Although in the midst of the COVID-19 pandemic it is more difficult to mobilize, the people have shown that even in these circumstances they take their claims to the streets. We have seen mobilizations for the universal basic income, especially when the unemployment rate is rising and there are no conditions to guarantee a dignified life in quarantine; mobilizations against femicide and gender violence; against evictions in different popular neighborhoods of the country; struggles of the indigenous movement; hunger strikes for zero enrollment; strike of thousands of young delivery workers in Bogotá. This, together with all the expressions of indignation by the Colombian people, shows that there is a lot of energy in the struggle and that November 21 is alive. For this reason, in order to stop State terrorism and repression, it is necessary to strengthen democratic spaces for the working class and the popular sectors through regional assemblies linked to national meetings, where workers’ assemblies by productive sector are built, as a fundamental element to prepare the general strike for an indefinite period and thus defend a program that contains the demands of all the people.

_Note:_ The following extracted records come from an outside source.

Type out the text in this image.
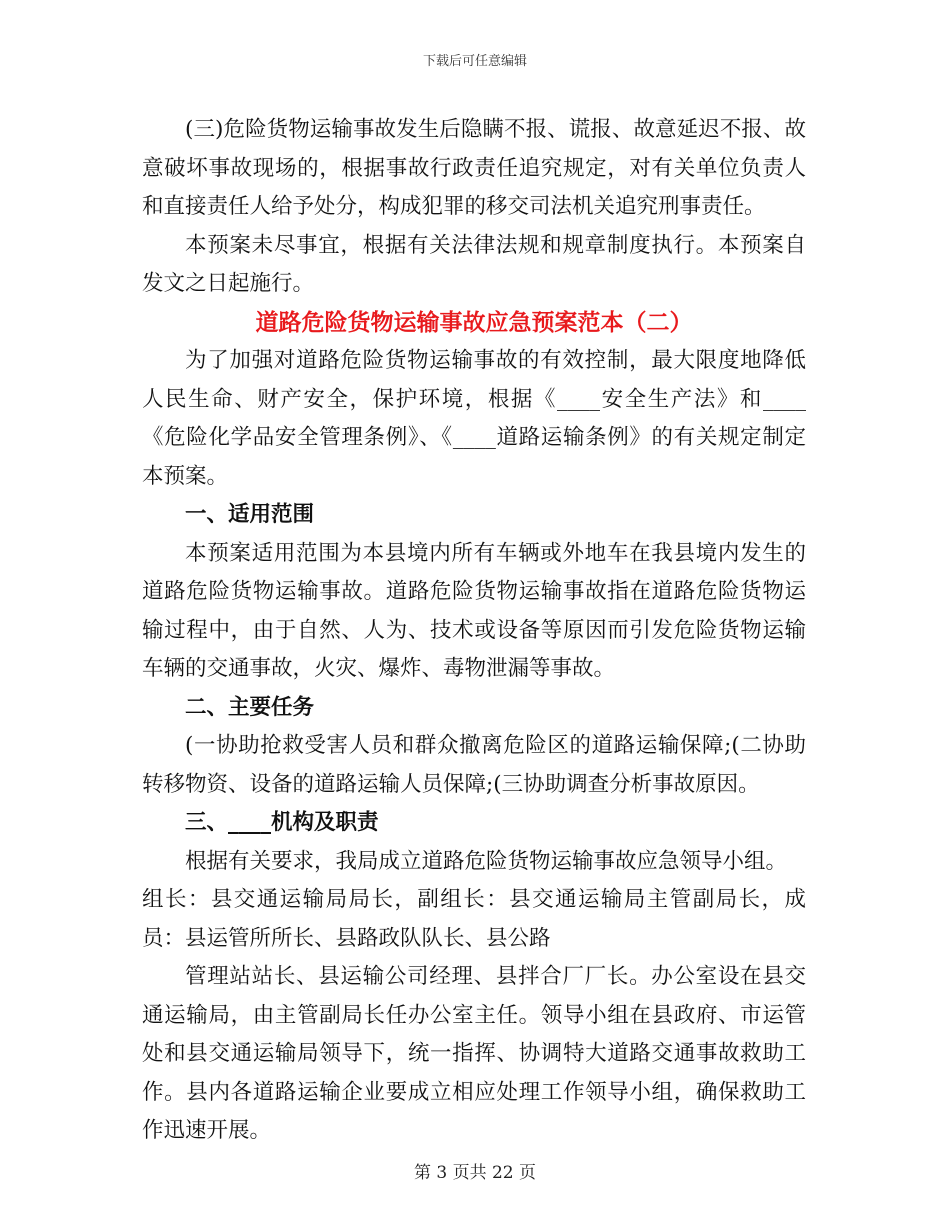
下载后可任意编辑

(三)危险货物运输事故发生后隐瞒不报、谎报、故意延迟不报、故意破坏事故现场的，根据事故行政责任追究规定，对有关单位负责人和直接责任人给予处分，构成犯罪的移交司法机关追究刑事责任。

本预案未尽事宜，根据有关法律法规和规章制度执行。本预案自发文之日起施行。

道路危险货物运输事故应急预案范本（二）

为了加强对道路危险货物运输事故的有效控制，最大限度地降低人民生命、财产安全，保护环境，根据《____安全生产法》和____《危险化学品安全管理条例》、《____道路运输条例》的有关规定制定本预案。

一、适用范围

本预案适用范围为本县境内所有车辆或外地车在我县境内发生的道路危险货物运输事故。道路危险货物运输事故指在道路危险货物运输过程中，由于自然、人为、技术或设备等原因而引发危险货物运输车辆的交通事故，火灾、爆炸、毒物泄漏等事故。

二、主要任务

(一协助抢救受害人员和群众撤离危险区的道路运输保障;(二协助转移物资、设备的道路运输人员保障;(三协助调查分析事故原因。

三、____机构及职责

根据有关要求，我局成立道路危险货物运输事故应急领导小组。

组长：县交通运输局局长，副组长：县交通运输局主管副局长，成员：县运管所所长、县路政队队长、县公路

管理站站长、县运输公司经理、县拌合厂厂长。办公室设在县交通运输局，由主管副局长任办公室主任。领导小组在县政府、市运管处和县交通运输局领导下，统一指挥、协调特大道路交通事故救助工作。县内各道路运输企业要成立相应处理工作领导小组，确保救助工作迅速开展。

第 3 页共 22 页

Part of the program must have, in essence, a strong anti-repressive solution that demands:
The dismantling of all the repressive forces of the state, the destruction of the paramilitary apparatus and the destruction of the counter-insurgency doctrine, which is what makes it possible for the repressive forces to act today. Immediate dissolution of the ESMAD.
A trial and punishment of those directly and politically responsible for the crimes and massacres that have taken place mainly within the repressive forces and the political apparatus of repression, murder, massacre, genocide and gender violence.
The immediate dismissal of mayors, judges and prosecutors who order, cover up and protect repressors and genocidaires.
The repressive forces have never been under discussion by the capitalist state, so we are very clear that: Only the revolution will do justice!